К нему бежала Лена. Она была в белом халате и белой с красным крестом косынке. Белый халат делал ее совсем взрослой.
— Как ты возмужал, — затрещала она. — А что это?.. — Она дотронулась рукой до волос. — Что…
— Ничего со мной не произошло. — Володя мотнул головой.
— Прости, — немного помедлив, сказала Лена. И опять затараторила — А я в госпитале работаю медсестрой. Ты знаешь, сколько девчонок по призыву райкома комсомола направлено в госпитали? Днем мы работаем, а по вечерам учимся на курсах. Устаю — ужас. А ты?.. И мама моя тут же работает… Ну что молчишь, а ты где?
— Я? А я тоже — по призыву… и приказу: в зоопарк.
— В зоопарк?
— А ты что думала? Лена, я видел фашистов… они ставят цель разрушить весь наш город… В крошки, в труху! Они убивают и… раздевают трупы. И отправляют вещи убитых в свою проклятую Германию! — Лена с ужасом глядела на него, а Володя продолжал: — А мы не позволим им тронуть наш город, поняла? Мы не боимся их и… Вот такие дела, старший товарищ.
— Володя, как это ужасно: война. Убитые, раненые… Я тут каждый день… — Она помолчала. — И правильно про зоопарк, ведь он частичка нашего города. Живая частичка.
— Костро-ова! — позвали Лену.
— Меня… Бегу! Увидимся.
А в зоопарке был санитарный день. Сторожиха ария Петровна дремала в будке у главного входа. Она открыла ему дверь, схватила, прижала к себе, но Володя нетерпеливо вывернулся из ее объятий — боялся, что и Мария Петровна начнет расспрашивать, что с ним произошло. Хотелось побыстрее увидеть животных.

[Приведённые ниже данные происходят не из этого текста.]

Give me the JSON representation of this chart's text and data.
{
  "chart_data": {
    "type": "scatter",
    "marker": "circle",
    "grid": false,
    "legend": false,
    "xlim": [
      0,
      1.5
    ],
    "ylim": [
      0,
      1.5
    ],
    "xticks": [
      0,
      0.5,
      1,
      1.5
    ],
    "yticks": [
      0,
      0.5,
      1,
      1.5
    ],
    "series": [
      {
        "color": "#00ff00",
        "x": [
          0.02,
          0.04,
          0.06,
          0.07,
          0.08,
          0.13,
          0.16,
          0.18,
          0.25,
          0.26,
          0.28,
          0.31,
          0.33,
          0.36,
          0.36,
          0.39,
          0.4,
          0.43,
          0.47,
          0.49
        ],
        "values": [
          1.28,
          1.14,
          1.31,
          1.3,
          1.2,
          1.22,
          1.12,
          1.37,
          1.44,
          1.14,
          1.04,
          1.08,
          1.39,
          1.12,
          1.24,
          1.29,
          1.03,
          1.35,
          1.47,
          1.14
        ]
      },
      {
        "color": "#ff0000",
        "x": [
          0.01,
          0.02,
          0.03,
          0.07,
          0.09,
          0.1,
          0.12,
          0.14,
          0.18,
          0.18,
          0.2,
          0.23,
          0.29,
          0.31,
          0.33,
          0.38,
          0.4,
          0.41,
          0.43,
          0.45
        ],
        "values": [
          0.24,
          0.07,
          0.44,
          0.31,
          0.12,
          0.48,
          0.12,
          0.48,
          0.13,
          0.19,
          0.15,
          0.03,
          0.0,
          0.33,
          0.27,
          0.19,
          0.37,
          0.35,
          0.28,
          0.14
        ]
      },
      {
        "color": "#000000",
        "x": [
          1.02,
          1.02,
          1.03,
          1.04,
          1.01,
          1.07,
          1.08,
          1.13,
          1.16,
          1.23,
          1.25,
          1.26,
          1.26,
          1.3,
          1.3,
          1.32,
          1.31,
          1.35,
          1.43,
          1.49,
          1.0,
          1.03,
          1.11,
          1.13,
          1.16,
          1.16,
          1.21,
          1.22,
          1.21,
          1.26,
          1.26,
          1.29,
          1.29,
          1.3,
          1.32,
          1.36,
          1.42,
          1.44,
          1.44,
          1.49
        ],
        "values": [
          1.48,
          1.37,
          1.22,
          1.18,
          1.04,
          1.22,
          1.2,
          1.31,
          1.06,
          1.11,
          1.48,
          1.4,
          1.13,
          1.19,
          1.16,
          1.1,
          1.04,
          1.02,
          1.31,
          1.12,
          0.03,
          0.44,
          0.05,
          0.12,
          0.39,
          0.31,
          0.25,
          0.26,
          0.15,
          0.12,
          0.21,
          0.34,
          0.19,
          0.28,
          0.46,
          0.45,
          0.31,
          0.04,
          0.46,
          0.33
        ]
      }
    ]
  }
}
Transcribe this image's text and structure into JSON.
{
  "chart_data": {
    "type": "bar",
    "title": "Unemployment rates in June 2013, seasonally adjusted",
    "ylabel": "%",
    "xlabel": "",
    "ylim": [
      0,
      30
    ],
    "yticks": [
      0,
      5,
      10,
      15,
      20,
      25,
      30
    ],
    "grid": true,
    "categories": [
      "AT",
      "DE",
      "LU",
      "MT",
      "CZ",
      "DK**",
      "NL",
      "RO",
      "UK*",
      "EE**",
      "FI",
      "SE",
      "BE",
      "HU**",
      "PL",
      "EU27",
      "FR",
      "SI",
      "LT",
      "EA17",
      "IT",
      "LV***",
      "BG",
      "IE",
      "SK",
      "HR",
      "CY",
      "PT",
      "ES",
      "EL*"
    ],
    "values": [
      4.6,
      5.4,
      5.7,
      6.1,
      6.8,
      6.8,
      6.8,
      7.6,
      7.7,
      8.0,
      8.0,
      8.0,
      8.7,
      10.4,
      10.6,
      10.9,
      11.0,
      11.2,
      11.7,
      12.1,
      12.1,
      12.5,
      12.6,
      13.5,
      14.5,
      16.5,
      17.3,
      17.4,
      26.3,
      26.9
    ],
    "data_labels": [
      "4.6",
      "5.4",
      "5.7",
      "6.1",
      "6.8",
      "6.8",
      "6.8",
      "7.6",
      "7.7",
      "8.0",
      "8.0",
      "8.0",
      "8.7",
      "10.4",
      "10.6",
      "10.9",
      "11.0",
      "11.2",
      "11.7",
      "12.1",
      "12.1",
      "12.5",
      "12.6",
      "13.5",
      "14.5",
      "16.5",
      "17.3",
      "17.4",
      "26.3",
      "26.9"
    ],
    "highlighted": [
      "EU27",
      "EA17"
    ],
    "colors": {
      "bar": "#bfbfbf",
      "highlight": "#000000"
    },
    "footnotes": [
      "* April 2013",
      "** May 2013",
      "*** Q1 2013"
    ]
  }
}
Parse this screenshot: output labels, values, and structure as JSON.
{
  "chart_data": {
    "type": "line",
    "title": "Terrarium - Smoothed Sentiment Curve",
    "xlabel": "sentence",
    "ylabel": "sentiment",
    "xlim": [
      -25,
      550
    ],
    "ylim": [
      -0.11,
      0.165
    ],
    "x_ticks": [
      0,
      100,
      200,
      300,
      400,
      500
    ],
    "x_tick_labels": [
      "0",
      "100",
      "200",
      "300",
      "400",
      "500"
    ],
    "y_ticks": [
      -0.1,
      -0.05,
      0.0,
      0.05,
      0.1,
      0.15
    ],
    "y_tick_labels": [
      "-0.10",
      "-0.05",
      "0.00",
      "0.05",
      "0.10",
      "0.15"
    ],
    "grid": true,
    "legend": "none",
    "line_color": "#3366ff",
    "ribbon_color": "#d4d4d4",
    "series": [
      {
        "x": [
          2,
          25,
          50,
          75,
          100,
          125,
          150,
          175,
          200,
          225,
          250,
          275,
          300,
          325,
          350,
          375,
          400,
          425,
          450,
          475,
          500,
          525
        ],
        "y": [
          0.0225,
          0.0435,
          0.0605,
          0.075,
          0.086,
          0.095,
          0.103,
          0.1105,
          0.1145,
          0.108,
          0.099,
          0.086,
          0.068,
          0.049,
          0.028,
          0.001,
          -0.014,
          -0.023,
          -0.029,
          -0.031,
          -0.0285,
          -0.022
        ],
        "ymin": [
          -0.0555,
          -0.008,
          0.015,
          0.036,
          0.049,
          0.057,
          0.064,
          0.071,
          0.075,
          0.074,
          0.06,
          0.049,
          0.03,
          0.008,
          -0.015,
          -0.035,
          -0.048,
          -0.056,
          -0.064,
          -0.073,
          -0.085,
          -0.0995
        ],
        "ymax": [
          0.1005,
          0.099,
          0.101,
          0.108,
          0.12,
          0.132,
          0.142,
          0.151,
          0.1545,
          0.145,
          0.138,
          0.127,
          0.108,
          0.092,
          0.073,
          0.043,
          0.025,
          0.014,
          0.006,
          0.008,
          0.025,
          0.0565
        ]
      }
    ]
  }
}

Здравствуйте, звери, здравствуйте!
— Простите, кажется, Володя Волков?
Володя обернулся. За ним стоял Ник.
— Николай Николаевич, вы тут?
— Да-да! Видите ли, один из научных сотрудников зоопарка уехал вместе с зверями, и освободилось место, — оживленно проговорил Ник. — И я пришел сюда, чтобы звери остались живыми, чтобы не пришлось из них делать чучела… Надеюсь, что и ты пришел сюда с этим же?.. — Володя кивнул. — Прекрасно! — Ник быстро пошел по аллее. Тепло, солнечно. Небольшой ветер шелестит в кронах деревьев; как всегда, носятся из вольеры в вольеру крикливые стайки воробьев. Володя шел вдоль вольер и с каким-то особым вниманием всматривался в знакомые добрые физиономии животных, пытаясь угадать, что их ожидает. Ведь война!
Были в зоопарке звери, которых Володя любил особенно, любил потому, что много возился с ними, кормил, воспитывал…
— Бетти! Здравствуй, старушка, — позвал он, подойдя к вольере слонихи. — Как здоровье? Не кашляешь?
Та шевельнулась в углу, медленно переставляя ноги, пошла к нему и протянула хобот. Володя потискал упругий, морщинистый хобот, а слониха тихонько, добродушно всхрапнула.
— Здорово, Вовка, — услышал он какой-то шершавый голос Кирилыча. — Вернулся?
— Вернулся, Кирилыч. Здравствуй. Как старушенция?
— Сном старая мучается.
— Да не о Марин Петровне я! О слонихе.
— А! Да все пчихает, — сказал Кирилыч. — И скучно ей. Раньше-то слоновник — это ж самое веселое место было в парке. Все сюда! А теперь?
…Вечером к Володе пришел Герка.
Володя вначале и не узнал его. Открыл дверь, а на лестнице стоит высокий боец в черном комбинезоне. На ремне — подсумок, в руках — винтовка. Герка молча прошел мимо него в комнату, сел, поставил между колен винтовку. Володя протянул руку, И Герка отдал винтовку. Тяжелая какая. Холодная. Дернул затвор, и на пол скакнул матово-золотистый патрон. Володя поднял его, вдавил в патронник и поднял винтовку, целясь в окно.